Driving the point home, the Tampa Bay Tribune spotlighted two young girls who are battling with emotions due to the what they perceive the disaster’s long-lasting impact on their own families.
“One girl about 5 years old was devastated when she realized she could no longer attend an annual fishing rodeo with her father – a family tradition. She has a new baby brother and was upset that he might never be able to go fishing with his father,” the Tribune reported. “Another girl, about 7 or 8, was worried because her mother had not worked as a waitress at her beachfront restaurant the past three weeks.”
Instead of parents re-affirming to their own children that their lives will go own, the damage will be repaired, their families will survive the challenges ahead, and this is not the first oil spill and it certainly will not be the last, the State of Florida has enlisted child welfare advocates from the DCF to intervene and help clear the residual mess on the home front.
“It is frustrating. We know the need is there,” Janice Thomas, circuit administrator for DCF in the Panhandle told the Tribune. “Any kind of research proves there is a mental health impact with something like this.”
DCF reportedly requested $1.7 million from BP in June to fund the grief camps for kids and has yet to see a dime. A BP spokesperson indicated to the Tribune that the company is considering the request, but had not made any final determinations.
The camps are currently being funded through private donations and monies allocated by the State of Florida received from the federally-funded Temporary Assistance for Needy Families (TANF) program, notes the DCF press release. Interestingly, the TANF program is limited in its responsibilities to achieving four specific goals that have nothing to do with providing grief counseling for children in wake of natural or man-caused disasters.
According to a TANF fact sheet detailing the program’s “Goals” that appears on the U.S. Dept. of Health and Human Services website:
States receive a block grant to design and operate their programs to accomplish the purposes of TANF.
- assisting needy families so that children can be cared for in their own homes
- reducing the dependency of needy parents by promoting job preparation, work and marriage
- preventing out-of-wedlock pregnancies
- encouraging the formation and maintenance of two-parent families.

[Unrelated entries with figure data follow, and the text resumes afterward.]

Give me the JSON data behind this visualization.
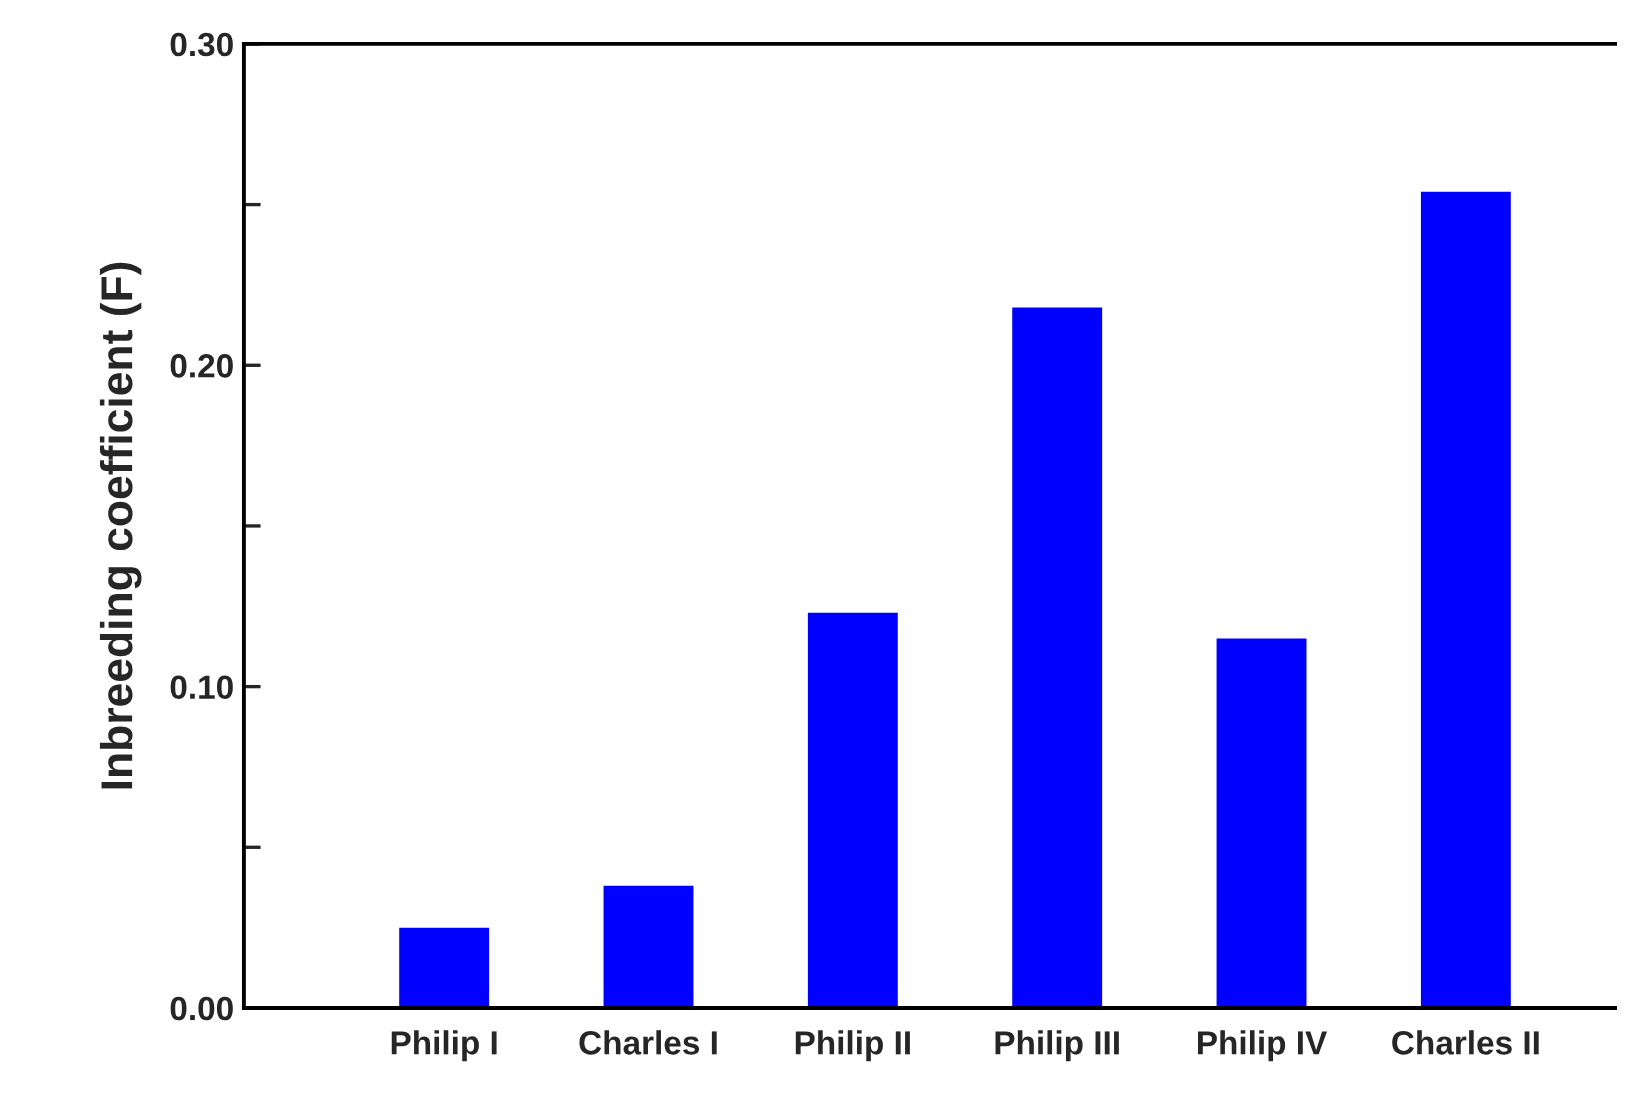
{
  "chart_data": {
    "type": "bar",
    "ylabel": "Inbreeding coefficient (F)",
    "categories": [
      "Philip I",
      "Charles I",
      "Philip II",
      "Philip III",
      "Philip IV",
      "Charles II"
    ],
    "values": [
      0.025,
      0.038,
      0.123,
      0.218,
      0.115,
      0.254
    ],
    "color": "#0000ff",
    "ylim": [
      0,
      0.3
    ],
    "yticks": [
      {
        "value": 0,
        "label": "0.00"
      },
      {
        "value": 0.05,
        "label": null
      },
      {
        "value": 0.1,
        "label": "0.10"
      },
      {
        "value": 0.15,
        "label": null
      },
      {
        "value": 0.2,
        "label": "0.20"
      },
      {
        "value": 0.25,
        "label": null
      },
      {
        "value": 0.3,
        "label": "0.30"
      }
    ],
    "grid": false,
    "legend": false
  }
}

Additionally, TANF’s “Mission” contains no mention of the program providing for the mental health of children in wake of disasters, focusing its efforts solely on assistance that “promotes work, responsibility and self-sufficiency.”
TANF is designed to help needy families achieve self-sufficiency. To carry out its mission, the TANF Bureau: 1) develops legislative, regulatory, and budgetary proposals; 2) presents operational planning objectives and initiatives related to welfare reform to the Director; 3) oversees the progress of approved activities; 4) provides leadership and coordination for welfare reform within ACF; and 5) provides leadership and linkages with other agencies on welfare reform issues, including agencies within DHHS, relevant agencies across the Federal, State, local, and Tribal governments, and non-governmental organizations at the Federal, State, and local levels.
We’re shaking the ‘magic eight ball’ here trying to determine if the State of Florida and its DCF are improperly using federal TANF money to fund the grief camps for kids and it keeps saying, “Signs point to yes.” A 2006 report from the State of Florida detailing its own requirements for residents’ eligibility in the TANF program does not contain any provisions pertaining to children and their mental health needs.